A survey of 607 banana farmers indicates that in Guadeloupe 67% of farmers rotate bananas with another crop or a fallow period, and 59% use TC plantlets, compared to respectively 28% and 24% in Martinique. “The adoption rate tends to be lower in small farms”, says Jean-Marc Blazy of the French national institute for agricultural research INRA, “especially in Martinique. Lack of land is an obstacle, but the initial high investment is also an issue. Our simulations for a 4.2-hectare farm show a decline in revenues for the first two years and a half. After that transition period, however, revenues increase considerably compared to the pre-conversion level.” Moreover, the fact that in Guadeloupe farms are more diversified are farmers better informed than in Martinique may explain the larger proportion of farmers having adopted the practices, adds Blazy.

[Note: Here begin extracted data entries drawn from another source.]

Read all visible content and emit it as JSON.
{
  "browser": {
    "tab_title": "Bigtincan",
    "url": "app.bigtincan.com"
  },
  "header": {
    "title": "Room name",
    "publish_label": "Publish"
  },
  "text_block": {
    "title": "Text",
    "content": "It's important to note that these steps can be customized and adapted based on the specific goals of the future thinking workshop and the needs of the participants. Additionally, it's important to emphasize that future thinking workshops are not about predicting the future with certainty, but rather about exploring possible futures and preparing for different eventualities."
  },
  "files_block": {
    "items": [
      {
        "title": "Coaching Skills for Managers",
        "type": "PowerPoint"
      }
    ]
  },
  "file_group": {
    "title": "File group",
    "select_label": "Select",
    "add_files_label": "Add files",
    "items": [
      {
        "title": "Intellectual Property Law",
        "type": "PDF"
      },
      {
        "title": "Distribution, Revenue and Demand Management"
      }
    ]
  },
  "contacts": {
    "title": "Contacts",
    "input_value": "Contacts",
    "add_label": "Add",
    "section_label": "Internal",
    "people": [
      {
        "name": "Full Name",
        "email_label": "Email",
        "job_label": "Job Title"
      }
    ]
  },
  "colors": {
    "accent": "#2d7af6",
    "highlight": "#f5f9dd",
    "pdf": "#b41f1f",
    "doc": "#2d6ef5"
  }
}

Planting resistant varieties, either singly or in mixtures, is also an option, especially for smallholder farmers who cannot afford crop rotations or fallows. Experiments in Martinique have shown a reduction in the densities of nematodes following the introduction of the relatively resistant FB924 variety, an improved hybrid produced by CIRAD breeders, in a field of more susceptible Cavendish or plantain cultivars.
The GM way
GM bananas are not among the options proposed to the growers in the French West Indies, but in GM-friendly Uganda farmers may one day have access to cooking bananas genetically modified to be resistant to nematodes. Scientists at Uganda’s National Agricultural Research Organization and the International Institute of Tropical Agriculture are respectively transforming cultivars of East African highland banana and plantain, in collaboration with scientists at the University of Leeds, who supplied the gene constructs.

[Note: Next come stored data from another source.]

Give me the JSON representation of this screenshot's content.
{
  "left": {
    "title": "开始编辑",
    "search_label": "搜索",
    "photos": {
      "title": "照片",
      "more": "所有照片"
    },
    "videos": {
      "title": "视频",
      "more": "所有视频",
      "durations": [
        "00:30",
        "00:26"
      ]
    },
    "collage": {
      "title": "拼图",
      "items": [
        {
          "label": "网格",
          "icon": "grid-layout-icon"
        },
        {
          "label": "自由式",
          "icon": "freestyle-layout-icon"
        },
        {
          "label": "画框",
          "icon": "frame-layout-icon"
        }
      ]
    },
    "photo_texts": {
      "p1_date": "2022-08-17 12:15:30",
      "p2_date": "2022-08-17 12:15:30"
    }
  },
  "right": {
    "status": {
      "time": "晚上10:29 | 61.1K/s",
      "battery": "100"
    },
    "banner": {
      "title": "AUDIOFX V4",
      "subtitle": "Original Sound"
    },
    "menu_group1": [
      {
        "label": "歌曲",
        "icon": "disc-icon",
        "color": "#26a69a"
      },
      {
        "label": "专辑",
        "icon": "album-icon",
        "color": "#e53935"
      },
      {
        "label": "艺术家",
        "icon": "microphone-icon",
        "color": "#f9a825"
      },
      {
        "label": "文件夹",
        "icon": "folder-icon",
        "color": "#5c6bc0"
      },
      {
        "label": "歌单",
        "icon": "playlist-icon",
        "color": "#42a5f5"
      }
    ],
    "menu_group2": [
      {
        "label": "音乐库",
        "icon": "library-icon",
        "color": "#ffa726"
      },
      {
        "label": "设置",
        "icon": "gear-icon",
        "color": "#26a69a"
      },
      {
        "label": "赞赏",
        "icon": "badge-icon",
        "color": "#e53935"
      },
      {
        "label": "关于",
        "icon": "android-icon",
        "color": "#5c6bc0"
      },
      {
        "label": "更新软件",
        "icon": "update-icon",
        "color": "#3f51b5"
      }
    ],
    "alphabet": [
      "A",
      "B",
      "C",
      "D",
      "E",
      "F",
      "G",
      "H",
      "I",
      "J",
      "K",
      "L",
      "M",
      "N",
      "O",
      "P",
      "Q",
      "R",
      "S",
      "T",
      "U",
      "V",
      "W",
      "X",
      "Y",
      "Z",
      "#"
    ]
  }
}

The strategy consists in introducing two genes with different modes of action to make it harder for nematodes to overcome the plant’s defence mechanisms. One of the genes codes for cystatin, a protein that by disrupting digestion essentially starves the nematodes, but only after the nematodes have started attacking the roots, since the cystatin needs to be ingested. The cystatin introduced in the plantain cultivar comes from maize, while the one in East African highland banana cultivar is derived from rice.

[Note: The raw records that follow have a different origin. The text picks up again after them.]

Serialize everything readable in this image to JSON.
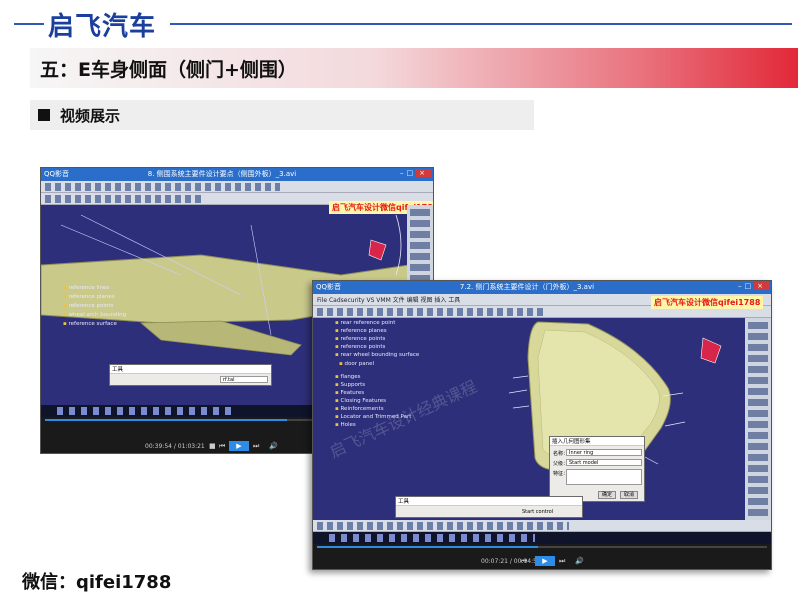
{
  "header": {
    "brand": "启飞汽车"
  },
  "section": {
    "title": "五：E车身侧面（侧门+侧围）"
  },
  "subsection": {
    "title": "视频展示"
  },
  "footer": {
    "wechat": "微信：qifei1788"
  },
  "colors": {
    "brand_blue": "#1a3f9c",
    "banner_red": "#e22838",
    "catia_bg": "#2e2f7a",
    "watermark_red": "#e41c1c"
  },
  "screenshot1": {
    "app_name": "QQ影音",
    "window_title": "8. 侧围系统主要件设计要点（侧围外板）_3.avi",
    "watermark": "启飞汽车设计微信qifei1788",
    "tree_items": [
      "reference lines",
      "reference planes",
      "reference points",
      "wheel arch bounding",
      "reference surface"
    ],
    "dialog_title": "工具",
    "dialog_field": "rf.tal",
    "player": {
      "time": "00:39:54 / 01:03:21",
      "progress": 0.63
    }
  },
  "screenshot2": {
    "app_name": "QQ影音",
    "window_title": "7.2. 侧门系统主要件设计（门外板）_3.avi",
    "watermark": "启飞汽车设计微信qifei1788",
    "menu": "File  Cadsecurity  VS  VMM  文件  编辑  视图  插入  工具",
    "tree_items": [
      "rear reference point",
      "reference planes",
      "reference points",
      "reference points",
      "rear wheel bounding surface",
      "door panel",
      "flanges",
      "Supports",
      "Features",
      "Closing Features",
      "Reinforcements",
      "Locator and Trimmed Part",
      "Holes"
    ],
    "dialog": {
      "title": "插入几何图形集",
      "name_label": "名称：",
      "name_value": "Inner ring",
      "parent_label": "父级：",
      "parent_value": "Start model",
      "child_label": "特征：",
      "ok": "确定",
      "cancel": "取消"
    },
    "mini_dialog_title": "工具",
    "mini_dialog_text": "Start control",
    "player": {
      "time": "00:07:21 / 00:14:58",
      "progress": 0.49
    }
  }
}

In a greenhouse trial of 18 lines of the plantain cultivar Gonja manjaya, the GM plants that had the largest effect on nematode numbers, compared to their non-transgenic counterparts, were the ones that had the cystatin gene only. They reduced nematode numbers by 84%, compared to 66% for the plants that had the peptide gene only and 70% for the plants with both genes. The four best performing lines will be further evaluated in a confined field trial in Uganda later in the year, along with other transgenic lines of plantain and East African highland banana. Their performance will be compared to plants of the same cultivar that have been submitted to the same transformation process, but into which no new genetic material has been introduced.
The University of Leeds has donated its patents so farmers in developing countries would not have to pay extra for GM bananas. The question is more how will farmers access them. The delivery system will most likely rely heavily on TC plantlets, a system that is currently underdeveloped in East Africa, but should be in better shape by the time these nematode-resistant transgenic bananas become available.